Others include: through mental health issues, Diabetes especially the Type 2, respiratory problems and strokes.

He reiterated that power outages in extreme weather situations could cripple hospitals and transportation systems when people need them most, adding that climate change has caused decline in crop production leading to malnutrition, under-nutrition, hunger and high food prices.

“Occupational hazards such as risk of heat stroke, especially among farmers and construction workers, leading to labour being shifted to dusk to dawn, times when more disease-carrying insects are out.

“Hotter days, more rain and higher humidity will breed more mosquitoes which spread malaria, and more flies which spread infectious diseases. Heat waves can lead to mental health issues like anxiety, depression and suicide.”

He further stressed that being healthy and involved in sports goes hand in hand with a healthy environment.

In a paper titled: “African Wildlife Faces Extinction Due To Climate Change”, the National President,National environmental awareness of Nigeria , Dr suleman Jibril, said that wild animals like Camel, Gazelle in the desert region as well as others in the forestries are constantly facing extinction due to the increase scarcity of water as a result of climate change

He said that the African continent is facing increased hot temperature, sandy dust and other environmental challenges, saying that certain types of Lizards and insects have been vanishing from areas where they once thrived, while mountainsides have grown hotter and drier, birds are moving to higher elevations.

Comrade jibril noted that global warming is on the increase resulting in the incidence of drought which dries up water holes, saying higher temperatures may produce increasing number of wildfires that alter desert landscapes by eliminating slow-growing trees and shrubs and replacing them with fast-growing grasses.

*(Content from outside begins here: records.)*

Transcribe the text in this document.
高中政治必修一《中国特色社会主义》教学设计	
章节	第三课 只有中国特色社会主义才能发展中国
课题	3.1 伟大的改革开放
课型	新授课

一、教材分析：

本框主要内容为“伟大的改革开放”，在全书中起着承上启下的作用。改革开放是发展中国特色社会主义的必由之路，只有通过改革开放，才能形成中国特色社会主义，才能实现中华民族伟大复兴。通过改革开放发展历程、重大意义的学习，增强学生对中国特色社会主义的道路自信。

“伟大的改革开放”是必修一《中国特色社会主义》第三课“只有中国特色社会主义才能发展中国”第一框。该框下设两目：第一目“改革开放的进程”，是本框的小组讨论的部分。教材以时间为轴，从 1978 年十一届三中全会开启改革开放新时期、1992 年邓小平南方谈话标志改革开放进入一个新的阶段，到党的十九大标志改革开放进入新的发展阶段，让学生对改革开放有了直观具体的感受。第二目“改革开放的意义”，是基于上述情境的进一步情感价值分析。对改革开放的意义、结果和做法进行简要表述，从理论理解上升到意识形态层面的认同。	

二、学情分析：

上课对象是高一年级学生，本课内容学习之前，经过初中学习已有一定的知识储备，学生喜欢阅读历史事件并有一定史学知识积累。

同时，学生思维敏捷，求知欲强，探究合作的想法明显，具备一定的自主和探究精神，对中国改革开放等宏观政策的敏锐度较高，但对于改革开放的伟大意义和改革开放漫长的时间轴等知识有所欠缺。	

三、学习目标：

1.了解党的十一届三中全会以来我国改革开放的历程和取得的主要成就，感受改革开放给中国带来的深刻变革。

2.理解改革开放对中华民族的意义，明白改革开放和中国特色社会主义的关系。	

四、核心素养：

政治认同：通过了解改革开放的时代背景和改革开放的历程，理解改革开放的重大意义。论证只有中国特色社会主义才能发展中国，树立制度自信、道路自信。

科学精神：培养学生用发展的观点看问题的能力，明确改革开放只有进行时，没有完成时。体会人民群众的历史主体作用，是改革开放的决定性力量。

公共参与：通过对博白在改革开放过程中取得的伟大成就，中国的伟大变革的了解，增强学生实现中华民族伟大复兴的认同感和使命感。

“Many wild life animals are struggling to survive in the forest as a result of climate change, while large number of forest Lizards and Tortoise and big birds have gone extinct and many are on the way due to the increasing threat posed by climate change and human activities in the entire region of Africa.

“Many animals are silently dying without the relevant forestry authorities noticing due to scarcity of water,” he added.

The national president then called on African Union, (AU), Environmental NGOs and other stakeholders to rise to the challenge on the daily fight against climate change, deforestation and desertification in order to save wildlife from going extinct.

Meanwhile, Dr Piman Hoffman who is the Assistant Director African Climate Reporters says, “We need lower emissions on motor vehicles. “We need more alternative fuel vehicles, clean sources of energy.
“We need to offer incentives to people to make the changes that need to be made especially women and children in the communities.
“We need to get the word out and we need to make more people aware that climate change is not a future problem, it’s a current problem,” he concludes.